Sunday, June 22, 2008

Your Official "Francesco Explains It All" Summer Horoscope

Aquarius: Sooner or later you are going to have to realize that all the alcohol, all the powerful hallucinogenics, all the anonymous sex with groups of three or four people at a time simply will not bring back Becker.

Pisces: Proclaiming that your new film is a wrenching exploration of existential crisis does not excuse that fact that your main character took a full two-thirds of the movie to decide between Dial and Lever 2000.

Aries: Everything will be going your way both professionally and personally until the fateful day you arrive home to find your dog sitting upright on your favorite chair, drinking your best sherry and stating, “Things are going to be a lot different from here on out. A lot different.”

Taurus: "I sure do like them Latinas" will prove no way to start an out-of-office automatic email reply.

Gemini: Breeding a new race of “lobstermen” will not only earn you the awe of your contemporaries but will more or less make the scientific community’s “publish or perish” credo a moot point in your case.

Cancer: Everything that you have been raised to believe, everything that you have ever held to be true will be completely discredited by a quote from Ali Lohan.

Leo: While the phrase "Your dreams shall shatter when the laughing tree knocks" sounds like a curious proverb, you'll be surprised just how matter-of-fact it truly is.

Virgo: Your insistence on referring to them as "clients" will only further put off the parishioners in your flock.

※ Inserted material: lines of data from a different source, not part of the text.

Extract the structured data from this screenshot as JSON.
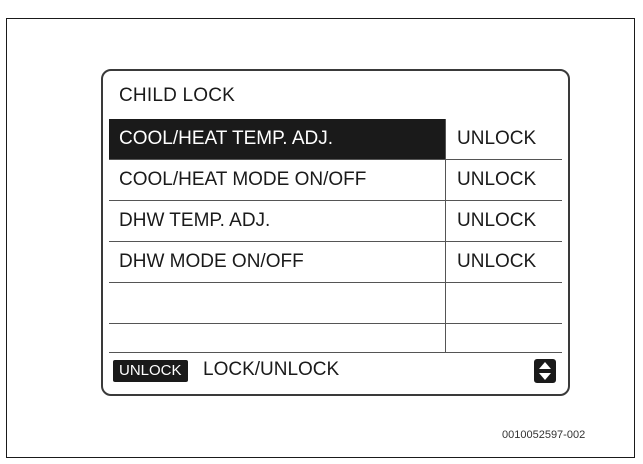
{
  "screen": {
    "title": "CHILD LOCK",
    "rows": [
      {
        "label": "COOL/HEAT TEMP. ADJ.",
        "value": "UNLOCK"
      },
      {
        "label": "COOL/HEAT MODE ON/OFF",
        "value": "UNLOCK"
      },
      {
        "label": "DHW TEMP. ADJ.",
        "value": "UNLOCK"
      },
      {
        "label": "DHW MODE ON/OFF",
        "value": "UNLOCK"
      },
      {
        "label": "",
        "value": ""
      },
      {
        "label": "",
        "value": ""
      }
    ],
    "selected_row": 0,
    "footer": {
      "key_label": "UNLOCK",
      "hint": "LOCK/UNLOCK",
      "scroll_icon": "up-down-arrows-icon"
    }
  },
  "document_code": "0010052597-002",
  "colors": {
    "selection": "#1a1a1a",
    "text": "#1a1a1a",
    "background": "#ffffff"
  }
}
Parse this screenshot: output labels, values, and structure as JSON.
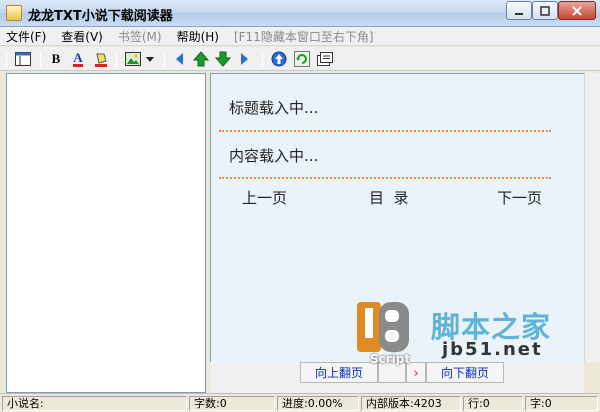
{
  "window": {
    "title": "龙龙TXT小说下载阅读器"
  },
  "menu": [
    {
      "label": "文件(F)",
      "disabled": false
    },
    {
      "label": "查看(V)",
      "disabled": false
    },
    {
      "label": "书签(M)",
      "disabled": true
    },
    {
      "label": "帮助(H)",
      "disabled": false
    },
    {
      "label": "[F11隐藏本窗口至右下角]",
      "disabled": true
    }
  ],
  "toolbar": {
    "bold_label": "B",
    "font_color_label": "A"
  },
  "reader": {
    "title_text": "标题载入中...",
    "content_text": "内容载入中...",
    "prev_page": "上一页",
    "toc": "目  录",
    "next_page": "下一页"
  },
  "page_buttons": {
    "up": "向上翻页",
    "down": "向下翻页"
  },
  "status": {
    "novel_name": "小说名:",
    "word_count": "字数:0",
    "progress": "进度:0.00%",
    "version": "内部版本:4203",
    "line": "行:0",
    "char": "字:0"
  },
  "watermark": {
    "site_cn": "脚本之家",
    "site_url": "jb51.net",
    "script": "Script"
  },
  "colors": {
    "dotted_separator": "#ef8b3c",
    "reader_bg": "#eaf2fa",
    "link_blue": "#0a2fbf"
  }
}
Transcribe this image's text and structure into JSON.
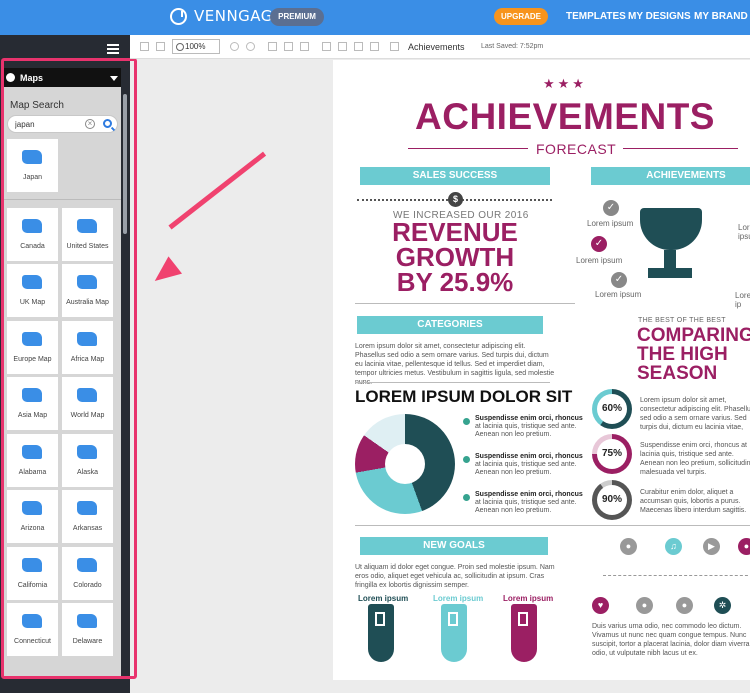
{
  "app": {
    "brand": "VENNGAGE",
    "premium_badge": "PREMIUM",
    "upgrade_label": "UPGRADE",
    "nav": [
      "TEMPLATES",
      "MY DESIGNS",
      "MY BRAND"
    ]
  },
  "toolbar": {
    "zoom": "100%",
    "document_title": "Achievements",
    "last_saved": "Last Saved: 7:52pm"
  },
  "panel": {
    "title": "Maps",
    "search_label": "Map Search",
    "search_value": "japan",
    "search_result": "Japan",
    "maps": [
      "Canada",
      "United States",
      "UK Map",
      "Australia Map",
      "Europe Map",
      "Africa Map",
      "Asia Map",
      "World Map",
      "Alabama",
      "Alaska",
      "Arizona",
      "Arkansas",
      "California",
      "Colorado",
      "Connecticut",
      "Delaware"
    ]
  },
  "infographic": {
    "title": "ACHIEVEMENTS",
    "subtitle": "FORECAST",
    "sales_ribbon": "SALES SUCCESS",
    "achieve_ribbon": "ACHIEVEMENTS",
    "increase_text": "WE INCREASED OUR 2016",
    "revenue_lines": [
      "REVENUE",
      "GROWTH",
      "BY 25.9%"
    ],
    "check_labels": [
      "Lorem ipsum",
      "Lorem ipsum",
      "Lorem ipsum"
    ],
    "trophy_side_label": "Lorem ipsum",
    "trophy_side_label_2": "Lorem ip",
    "categories_ribbon": "CATEGORIES",
    "categories_text": "Lorem ipsum dolor sit amet, consectetur adipiscing elit. Phasellus sed odio a sem ornare varius. Sed turpis dui, dictum eu lacinia vitae, pellentesque id tellus. Sed et imperdiet diam, tempor ultricies metus. Vestibulum in sagittis ligula, sed molestie nunc.",
    "lorem_heading": "LOREM IPSUM DOLOR SIT",
    "bullets": [
      {
        "bold": "Suspendisse enim orci, rhoncus",
        "rest": "at lacinia quis, tristique sed ante. Aenean non leo pretium."
      },
      {
        "bold": "Suspendisse enim orci, rhoncus",
        "rest": "at lacinia quis, tristique sed ante. Aenean non leo pretium."
      },
      {
        "bold": "Suspendisse enim orci, rhoncus",
        "rest": "at lacinia quis, tristique sed ante. Aenean non leo pretium."
      }
    ],
    "best_label": "THE BEST OF THE BEST",
    "compare_lines": [
      "COMPARING",
      "THE HIGH",
      "SEASON"
    ],
    "rings": [
      {
        "value": "60%",
        "text": "Lorem ipsum dolor sit amet, consectetur adipiscing elit. Phasellus sed odio a sem ornare varius. Sed turpis dui, dictum eu lacinia vitae,"
      },
      {
        "value": "75%",
        "text": "Suspendisse enim orci, rhoncus at lacinia quis, tristique sed ante. Aenean non leo pretium, sollicitudin malesuada vel turpis."
      },
      {
        "value": "90%",
        "text": "Curabitur enim dolor, aliquet a accumsan quis, lobortis a purus. Maecenas libero interdum sagittis."
      }
    ],
    "goals_ribbon": "NEW GOALS",
    "goals_text": "Ut aliquam id dolor eget congue. Proin sed molestie ipsum. Nam eros odio, aliquet eget vehicula ac, sollicitudin at ipsum. Cras fringilla ex lobortis dignissim semper.",
    "goal_columns": [
      "Lorem ipsum",
      "Lorem ipsum",
      "Lorem ipsum"
    ],
    "footer_text": "Duis varius urna odio, nec commodo leo dictum. Vivamus ut nunc nec quam congue tempus. Nunc suscipit, tortor a placerat lacinia, dolor diam viverra odio, ut vulputate nibh lacus ut ex."
  },
  "colors": {
    "topbar": "#3a8ee6",
    "accent_pink": "#9b1f63",
    "teal": "#6bcbd1",
    "dark_teal": "#1f4e55",
    "highlight": "#e8336d"
  }
}
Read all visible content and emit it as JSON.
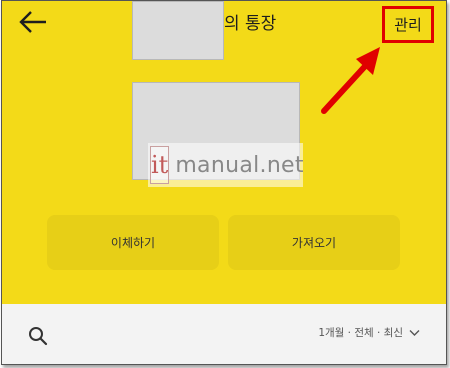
{
  "header": {
    "title_suffix": "의 통장",
    "manage_label": "관리"
  },
  "watermark": {
    "logo": "it",
    "text": "manual.net"
  },
  "actions": {
    "transfer_label": "이체하기",
    "fetch_label": "가져오기"
  },
  "filter_bar": {
    "filter_label": "1개월 · 전체 · 최신"
  },
  "colors": {
    "background_yellow": "#f3da18",
    "button_yellow": "#e7cf17",
    "highlight_red": "#e00000",
    "bottom_bar": "#f3f3f3"
  },
  "icons": {
    "back": "back-arrow-icon",
    "search": "search-icon",
    "filter": "chevron-down-icon",
    "annotation": "red-arrow-icon"
  }
}
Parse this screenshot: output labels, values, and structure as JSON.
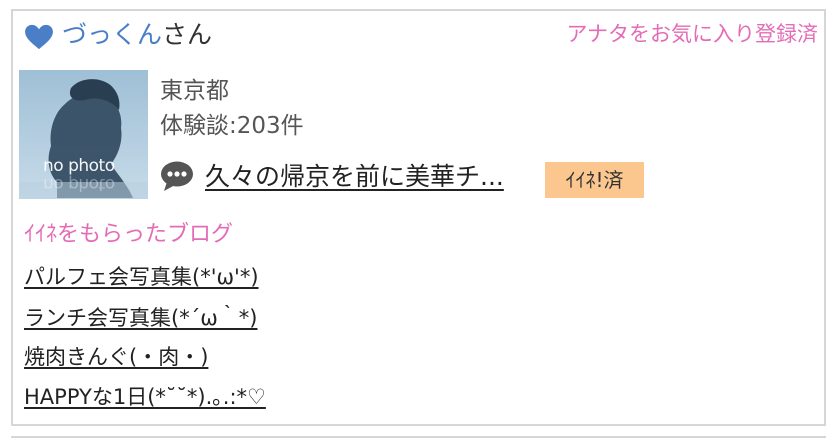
{
  "user": {
    "name": "づっくん",
    "name_suffix": "さん",
    "favorite_status": "アナタをお気に入り登録済",
    "location": "東京都",
    "reviews": "体験談:203件",
    "avatar_placeholder": "no photo"
  },
  "post": {
    "title": "久々の帰京を前に美華チ...",
    "like_badge": "ｲｲﾈ!済"
  },
  "liked_blogs": {
    "heading": "ｲｲﾈをもらったブログ",
    "items": [
      {
        "title": "パルフェ会写真集(*'ω'*) "
      },
      {
        "title": "ランチ会写真集(*´ω｀*)"
      },
      {
        "title": "焼肉きんぐ(・肉・)"
      },
      {
        "title": "HAPPYな1日(*˘˘*).｡.:*♡"
      }
    ]
  },
  "colors": {
    "accent_pink": "#e46cb7",
    "name_blue": "#4a7fc8",
    "badge_orange": "#fbc78f",
    "border_gray": "#d6d6d6"
  },
  "icons": {
    "heart": "heart-icon",
    "comment": "speech-bubble-icon"
  }
}
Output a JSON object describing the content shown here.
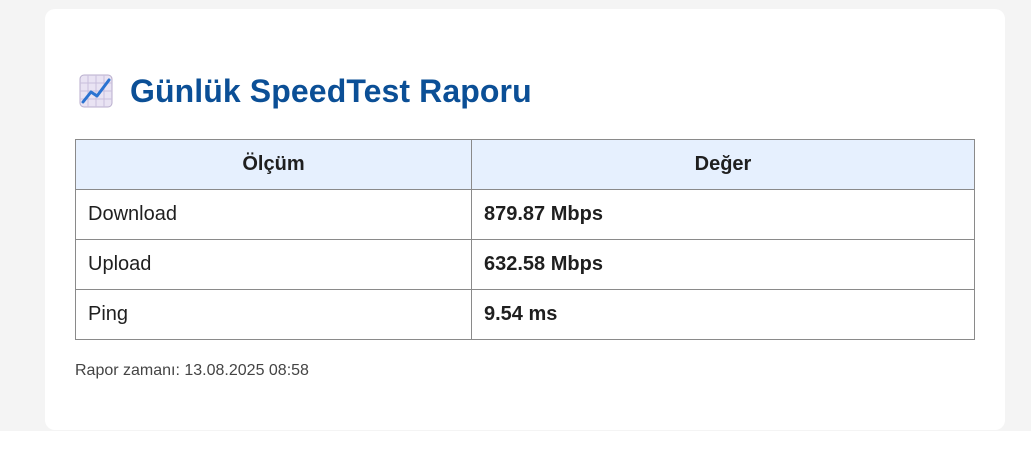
{
  "report": {
    "title_icon": "chart-increasing-icon",
    "title": "Günlük SpeedTest Raporu",
    "table": {
      "headers": [
        "Ölçüm",
        "Değer"
      ],
      "rows": [
        {
          "metric": "Download",
          "value": "879.87 Mbps"
        },
        {
          "metric": "Upload",
          "value": "632.58 Mbps"
        },
        {
          "metric": "Ping",
          "value": "9.54 ms"
        }
      ]
    },
    "timestamp": "Rapor zamanı: 13.08.2025 08:58"
  },
  "colors": {
    "title": "#0b4f96",
    "header_bg": "#e6f0fe",
    "border": "#8a8a8a",
    "page_bg": "#f4f4f4"
  }
}
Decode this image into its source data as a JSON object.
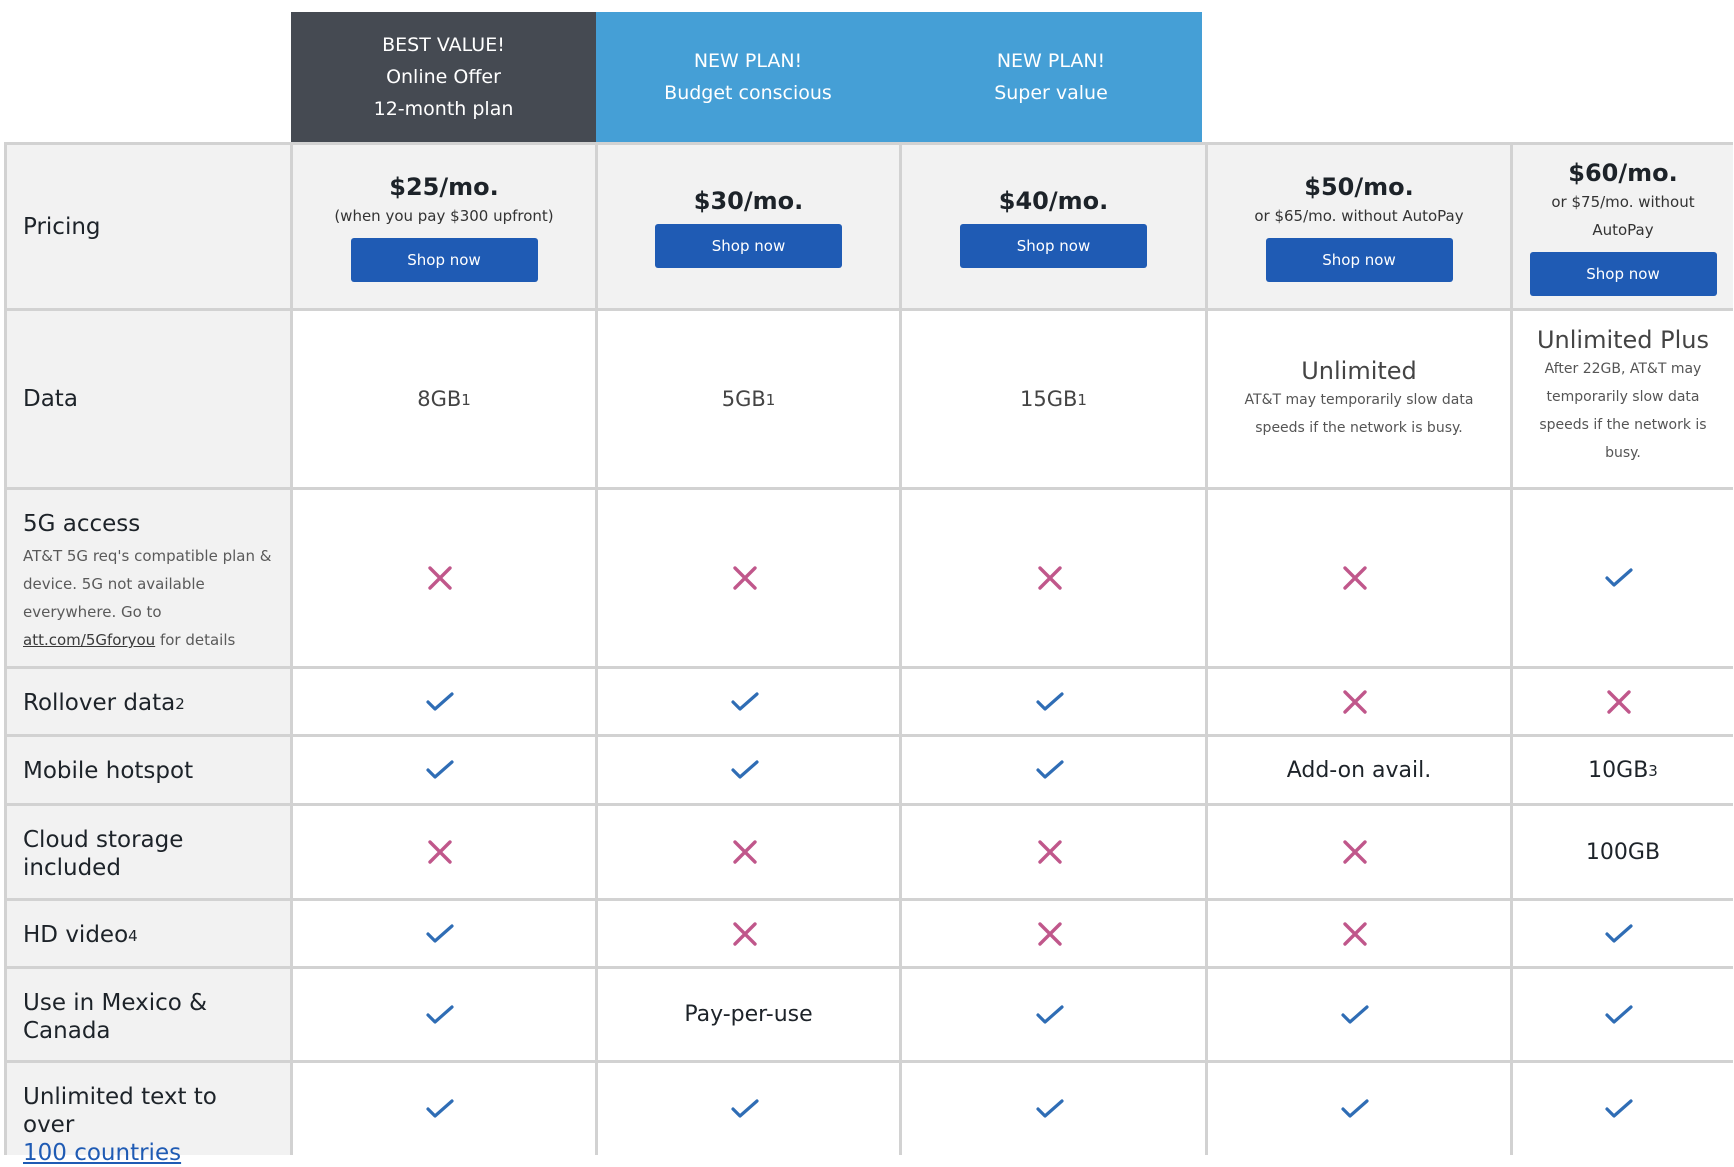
{
  "headers": [
    {
      "col": 1,
      "lines": [
        "BEST VALUE!",
        "Online Offer",
        "12-month plan"
      ],
      "style": "dark"
    },
    {
      "col": 2,
      "lines": [
        "NEW PLAN!",
        "Budget conscious"
      ],
      "style": "blue"
    },
    {
      "col": 3,
      "lines": [
        "NEW PLAN!",
        "Super value"
      ],
      "style": "blue"
    }
  ],
  "colors": {
    "check": "#2f6db5",
    "cross": "#c0578b",
    "button": "#1f5bb4",
    "header_dark": "#454a52",
    "header_blue": "#459fd6"
  },
  "rows": [
    {
      "label": "Pricing"
    },
    {
      "label": "Data"
    },
    {
      "label": "5G access",
      "note_text": "AT&T 5G req's compatible plan & device. 5G not available everywhere. Go to",
      "note_link": "att.com/5Gforyou",
      "note_after": "for details"
    },
    {
      "label": "Rollover data",
      "footnote": "2"
    },
    {
      "label": "Mobile hotspot"
    },
    {
      "label": "Cloud storage included"
    },
    {
      "label": "HD video",
      "footnote": "4"
    },
    {
      "label": "Use in Mexico & Canada"
    },
    {
      "label": "Unlimited text to over",
      "link": "100 countries"
    }
  ],
  "plans": [
    {
      "price": "$25/mo.",
      "price_note": "(when you pay $300 upfront)",
      "button": "Shop now",
      "data": {
        "value": "8GB",
        "footnote": "1"
      },
      "features": [
        "cross",
        "check",
        "check",
        "cross",
        "check",
        "check",
        "check"
      ]
    },
    {
      "price": "$30/mo.",
      "price_note": "",
      "button": "Shop now",
      "data": {
        "value": "5GB",
        "footnote": "1"
      },
      "features": [
        "cross",
        "check",
        "check",
        "cross",
        "cross",
        "Pay-per-use",
        "check"
      ]
    },
    {
      "price": "$40/mo.",
      "price_note": "",
      "button": "Shop now",
      "data": {
        "value": "15GB",
        "footnote": "1"
      },
      "features": [
        "cross",
        "check",
        "check",
        "cross",
        "cross",
        "check",
        "check"
      ]
    },
    {
      "price": "$50/mo.",
      "price_note": "or $65/mo. without AutoPay",
      "button": "Shop now",
      "data": {
        "title": "Unlimited",
        "note": "AT&T may temporarily slow data speeds if the network is busy."
      },
      "features": [
        "cross",
        "cross",
        "Add-on avail.",
        "cross",
        "cross",
        "check",
        "check"
      ]
    },
    {
      "price": "$60/mo.",
      "price_note": "or $75/mo. without AutoPay",
      "button": "Shop now",
      "data": {
        "title": "Unlimited Plus",
        "note": "After 22GB, AT&T may temporarily slow data speeds if the network is busy."
      },
      "features": [
        "check",
        "cross",
        {
          "value": "10GB",
          "footnote": "3"
        },
        "100GB",
        "check",
        "check",
        "check"
      ]
    }
  ]
}
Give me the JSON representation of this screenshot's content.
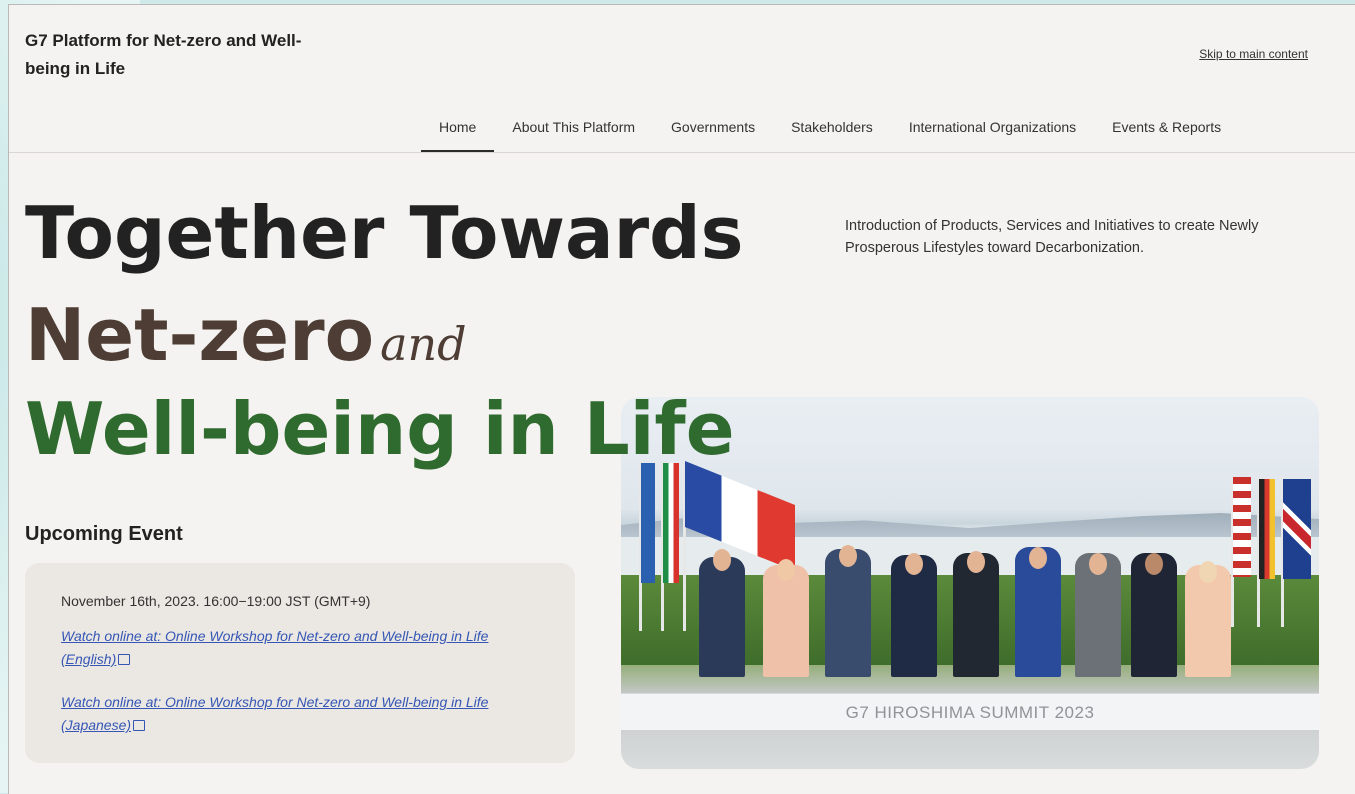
{
  "site": {
    "title": "G7 Platform for Net-zero and Well-being in Life",
    "skip_link": "Skip to main content"
  },
  "nav": {
    "items": [
      {
        "label": "Home",
        "active": true
      },
      {
        "label": "About This Platform",
        "active": false
      },
      {
        "label": "Governments",
        "active": false
      },
      {
        "label": "Stakeholders",
        "active": false
      },
      {
        "label": "International Organizations",
        "active": false
      },
      {
        "label": "Events & Reports",
        "active": false
      }
    ]
  },
  "hero": {
    "line1": "Together Towards",
    "line2_main": "Net-zero",
    "line2_connector": "and",
    "line3": "Well-being in Life",
    "intro": "Introduction of Products, Services and Initiatives to create Newly Prosperous Lifestyles toward Decarbonization."
  },
  "upcoming": {
    "heading": "Upcoming Event",
    "date": "November 16th, 2023. 16:00−19:00 JST (GMT+9)",
    "links": [
      {
        "text": "Watch online at: Online Workshop for Net-zero and Well-being in Life (English)",
        "icon": "external-link-icon"
      },
      {
        "text": "Watch online at: Online Workshop for Net-zero and Well-being in Life (Japanese)",
        "icon": "external-link-icon"
      }
    ]
  },
  "photo": {
    "stage_text": "G7 HIROSHIMA SUMMIT 2023"
  },
  "colors": {
    "hero_dark": "#222222",
    "hero_brown": "#4d3d34",
    "hero_green": "#2f6a2e",
    "link": "#3556b5",
    "card_bg": "#ebe8e3"
  }
}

Libra: The heebie-jeebies, the willies, the screaming meemies and the jimjams will all prove to be just some of the daily drawbacks to accepting a job as the assistant to a clown.

Scorpio: Your suggestion to rename the magazine Backdoor Babes will be met by stunned silence from everyone at The Economist.

Sagittarius: Yelling “Get out of dreams, get into my car!” will not only fail to lessen your nightmares but also confuse the hideous creatures that inhabit within.

Capricorn: Your ongoing belief that “you have to fight for your right to party” will result in one of the most awkward company picnics ever.


Greg Sanders said...

Whew, good thing I'm an Aries without a dog.

D.B. Echo said...

Aquarius: You're going to die.
Pisces: You're going to die.
Aries: You're going to die.
Taurus: You're going to die.
Gemini: You're going to die. Both of you.
Cancer: You're going to die.
Leo: You're going to die.
Virgo: You're going to die.
Libra: You're going to die.
Scorpio: You're going to die.
Sagittarius: You're going to die.
Capricorn: You're going to die.

Dimestore Lipstick said...

Yeah, I'm a Libra, and I can totally see that coming true, should I ever be so unfortunate as to take up working for a clown. I mean a different clown.